FACTBOX: Kim Jong-il, North Korea's wily and reclusive leader
(Reuters) - Speculation was rife about the health of Kim Jong-il, the supreme leader of secretive North Korea, after he missed the country's anniversary parade on Tuesday and a U.S. intelligence official said he may have suffered a stroke.
Here are some facts about Kim:
* Kim, 66, inherited control in 1994 upon the death of his father, Kim Il-sung, the founder of the reclusive communist state. Praised at home for near-divine wisdom and talents, Kim has frustrated major powers during protracted talks about disabling North Korea's nuclear program.
* The health of the "Dear Leader" is an official secret but he is suspected of having an ailing heart and illnesses related to his fondness for fine wine and brandy.
* According to North Korean state media, Kim boasts a photographic memory, has piloted jet fighters, composed operas and hit 11 holes-in-one in the first round of golf he ever played.
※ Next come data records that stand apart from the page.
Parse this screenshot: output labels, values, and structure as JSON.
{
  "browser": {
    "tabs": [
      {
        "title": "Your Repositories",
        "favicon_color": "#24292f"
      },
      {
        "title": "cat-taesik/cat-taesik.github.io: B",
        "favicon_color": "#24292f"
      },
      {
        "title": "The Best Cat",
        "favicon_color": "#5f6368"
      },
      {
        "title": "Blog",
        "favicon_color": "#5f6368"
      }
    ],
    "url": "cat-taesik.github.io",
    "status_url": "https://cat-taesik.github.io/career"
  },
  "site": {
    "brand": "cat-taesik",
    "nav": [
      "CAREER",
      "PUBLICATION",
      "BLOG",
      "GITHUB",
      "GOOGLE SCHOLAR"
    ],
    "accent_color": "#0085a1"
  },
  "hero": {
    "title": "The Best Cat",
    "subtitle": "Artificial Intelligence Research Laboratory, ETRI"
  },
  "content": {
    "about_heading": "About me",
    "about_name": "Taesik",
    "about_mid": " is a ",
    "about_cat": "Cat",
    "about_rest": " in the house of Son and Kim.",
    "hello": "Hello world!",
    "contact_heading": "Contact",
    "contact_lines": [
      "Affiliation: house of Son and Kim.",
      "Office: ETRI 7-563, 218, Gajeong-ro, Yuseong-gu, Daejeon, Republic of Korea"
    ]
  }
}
* Officially, Kim was born at a secret anti-Japanese guerrilla camp near Paektu-san, a now-revered mountain on the border with China, when the country was under Japanese control. More likely, analysts say, he was born in the Soviet Union where his father and other Korean exiles were being trained.
* By most accounts, Kim has built up unchallenged power while the country suffered poverty, mass starvation in the 1990s and heavy reliance on foreign aid despite the national doctrine of "juche" that preaches self-reliance.
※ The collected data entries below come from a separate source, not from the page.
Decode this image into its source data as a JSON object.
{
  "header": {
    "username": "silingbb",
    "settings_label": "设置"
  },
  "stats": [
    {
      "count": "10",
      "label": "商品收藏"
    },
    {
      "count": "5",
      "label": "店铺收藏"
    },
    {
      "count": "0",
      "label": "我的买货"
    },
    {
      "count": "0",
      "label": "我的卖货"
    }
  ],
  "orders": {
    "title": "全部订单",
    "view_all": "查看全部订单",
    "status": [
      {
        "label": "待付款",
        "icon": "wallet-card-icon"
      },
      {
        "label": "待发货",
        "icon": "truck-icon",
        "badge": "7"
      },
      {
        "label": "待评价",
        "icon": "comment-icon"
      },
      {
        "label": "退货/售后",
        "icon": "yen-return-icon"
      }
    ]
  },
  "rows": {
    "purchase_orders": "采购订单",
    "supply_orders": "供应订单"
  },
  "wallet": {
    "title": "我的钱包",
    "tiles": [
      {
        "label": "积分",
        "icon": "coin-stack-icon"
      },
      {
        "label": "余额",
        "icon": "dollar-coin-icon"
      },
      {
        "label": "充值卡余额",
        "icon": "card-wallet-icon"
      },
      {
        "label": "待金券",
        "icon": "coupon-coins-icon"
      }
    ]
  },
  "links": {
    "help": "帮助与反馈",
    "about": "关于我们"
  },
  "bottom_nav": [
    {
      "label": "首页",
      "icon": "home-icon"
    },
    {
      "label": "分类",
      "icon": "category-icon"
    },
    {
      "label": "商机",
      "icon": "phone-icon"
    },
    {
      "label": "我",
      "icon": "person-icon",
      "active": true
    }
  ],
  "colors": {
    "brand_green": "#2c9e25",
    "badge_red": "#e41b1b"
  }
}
* Kim travels widely in North Korea, official reports say, but rarely goes abroad and then only by private train. He is known to be a cinema buff, having directed several films and even kidnapped a director/actress from South Korea to help.
* Kim's bouffant hair, built-up shoes, chunky glasses and ill-fitting jumpsuits have made him the butt of jokes outside North Korea. Foreigners who have met Kim say he is clever, entertaining and very aware of events in the outside world.
* U.S. President George W. Bush has rarely concealed his dislike. At a meeting with Republican senators in 2003, Bush called Kim a "Pygmy" and compared him to a "spoiled child at a dinner table." He has also called him a "tyrant."